Irish consumers will be able to bear the cost of higher interest rates as SSIA holders divert their funds to pay off debts, a leading stockbroking firms said today.
Writing in his firm's latest economic commentary, Dermot O'Leary, chief economist with Goodbody stockbrokers, estimates that the household debt burden will continue to increase in line with higher interest rates.
The burden of covering interest on debt - which was estimated at 5.4 per cent of disposable income in 2005 - is set to rise by 9.9 per cent in 2008 as the ECB increases interest rates.
Mr O'Leary's bases his forecasts on the ECB increasing rates by a further half point in 2006, before increasing to 3.5 per cent by the end of 2007 and 3.75 per cent by the end of 2008.

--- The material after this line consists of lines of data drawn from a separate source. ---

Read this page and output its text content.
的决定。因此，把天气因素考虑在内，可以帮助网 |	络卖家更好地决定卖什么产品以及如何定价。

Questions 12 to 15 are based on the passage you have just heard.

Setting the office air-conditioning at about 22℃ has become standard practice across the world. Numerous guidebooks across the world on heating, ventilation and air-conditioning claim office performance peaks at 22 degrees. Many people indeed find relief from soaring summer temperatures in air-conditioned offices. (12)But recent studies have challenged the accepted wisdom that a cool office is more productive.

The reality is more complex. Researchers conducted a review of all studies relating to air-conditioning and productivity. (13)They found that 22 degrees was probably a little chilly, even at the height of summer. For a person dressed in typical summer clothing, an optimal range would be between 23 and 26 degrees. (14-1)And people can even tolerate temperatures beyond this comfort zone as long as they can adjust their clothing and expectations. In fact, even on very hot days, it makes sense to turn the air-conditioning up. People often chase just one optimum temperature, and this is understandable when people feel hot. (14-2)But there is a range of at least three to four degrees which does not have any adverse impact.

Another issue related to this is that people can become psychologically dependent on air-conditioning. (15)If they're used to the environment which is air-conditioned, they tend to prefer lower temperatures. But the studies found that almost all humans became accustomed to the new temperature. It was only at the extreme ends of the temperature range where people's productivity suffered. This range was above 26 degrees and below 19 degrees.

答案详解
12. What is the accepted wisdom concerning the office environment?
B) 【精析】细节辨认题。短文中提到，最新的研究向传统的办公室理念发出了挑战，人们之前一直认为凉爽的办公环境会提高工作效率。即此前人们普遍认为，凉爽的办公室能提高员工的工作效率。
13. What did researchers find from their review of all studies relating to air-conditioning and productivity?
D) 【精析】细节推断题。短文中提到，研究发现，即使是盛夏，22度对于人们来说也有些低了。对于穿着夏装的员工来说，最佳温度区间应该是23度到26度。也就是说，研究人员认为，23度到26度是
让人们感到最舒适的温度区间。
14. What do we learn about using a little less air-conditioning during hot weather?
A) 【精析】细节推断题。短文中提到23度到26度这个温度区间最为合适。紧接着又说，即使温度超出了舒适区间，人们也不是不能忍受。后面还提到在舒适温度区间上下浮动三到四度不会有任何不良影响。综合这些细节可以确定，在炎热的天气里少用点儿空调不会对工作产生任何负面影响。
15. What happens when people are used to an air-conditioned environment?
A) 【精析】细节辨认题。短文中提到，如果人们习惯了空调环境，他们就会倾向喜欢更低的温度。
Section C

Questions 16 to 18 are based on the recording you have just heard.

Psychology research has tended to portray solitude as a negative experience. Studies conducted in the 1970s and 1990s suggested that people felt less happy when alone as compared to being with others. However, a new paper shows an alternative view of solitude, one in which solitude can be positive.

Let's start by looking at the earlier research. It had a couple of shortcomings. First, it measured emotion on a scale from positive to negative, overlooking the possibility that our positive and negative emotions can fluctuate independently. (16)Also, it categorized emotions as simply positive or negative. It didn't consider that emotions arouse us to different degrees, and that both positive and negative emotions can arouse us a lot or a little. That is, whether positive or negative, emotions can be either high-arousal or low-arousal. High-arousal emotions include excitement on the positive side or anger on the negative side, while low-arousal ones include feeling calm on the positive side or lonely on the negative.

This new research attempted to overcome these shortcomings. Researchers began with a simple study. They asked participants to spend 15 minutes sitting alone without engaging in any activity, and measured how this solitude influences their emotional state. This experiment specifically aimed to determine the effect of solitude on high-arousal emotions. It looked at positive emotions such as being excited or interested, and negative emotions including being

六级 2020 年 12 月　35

He highlights consumer spending as a key driver of growth in the near term. "Following a surge in consumption growth in 2007 of 7 per cent associated with the €15.7 billion released from SSIAs, base effects will contribute to a marked slowdown in the following year."
The construction sector which has underpinned recent growth will inevitably slow, but some of the slack from slower house builing will be taken by larger infrastructure projects, according to Mr O'Leary's analysis.
Despite rising indebtedness the overall outlook for the economy remains positive given the favourable population structure and healthy state of the public finances.
"While we expect economic growth to slow to closer to trend levels in 2008, we do not anticipate a sharp adjustment. Moreover, GDP growth of close to 4 per cent in that year would still be impressive in an international context"
Such a scenario would be deserving of the tag of a "perfect soft landing," Mr O'Leary concludes.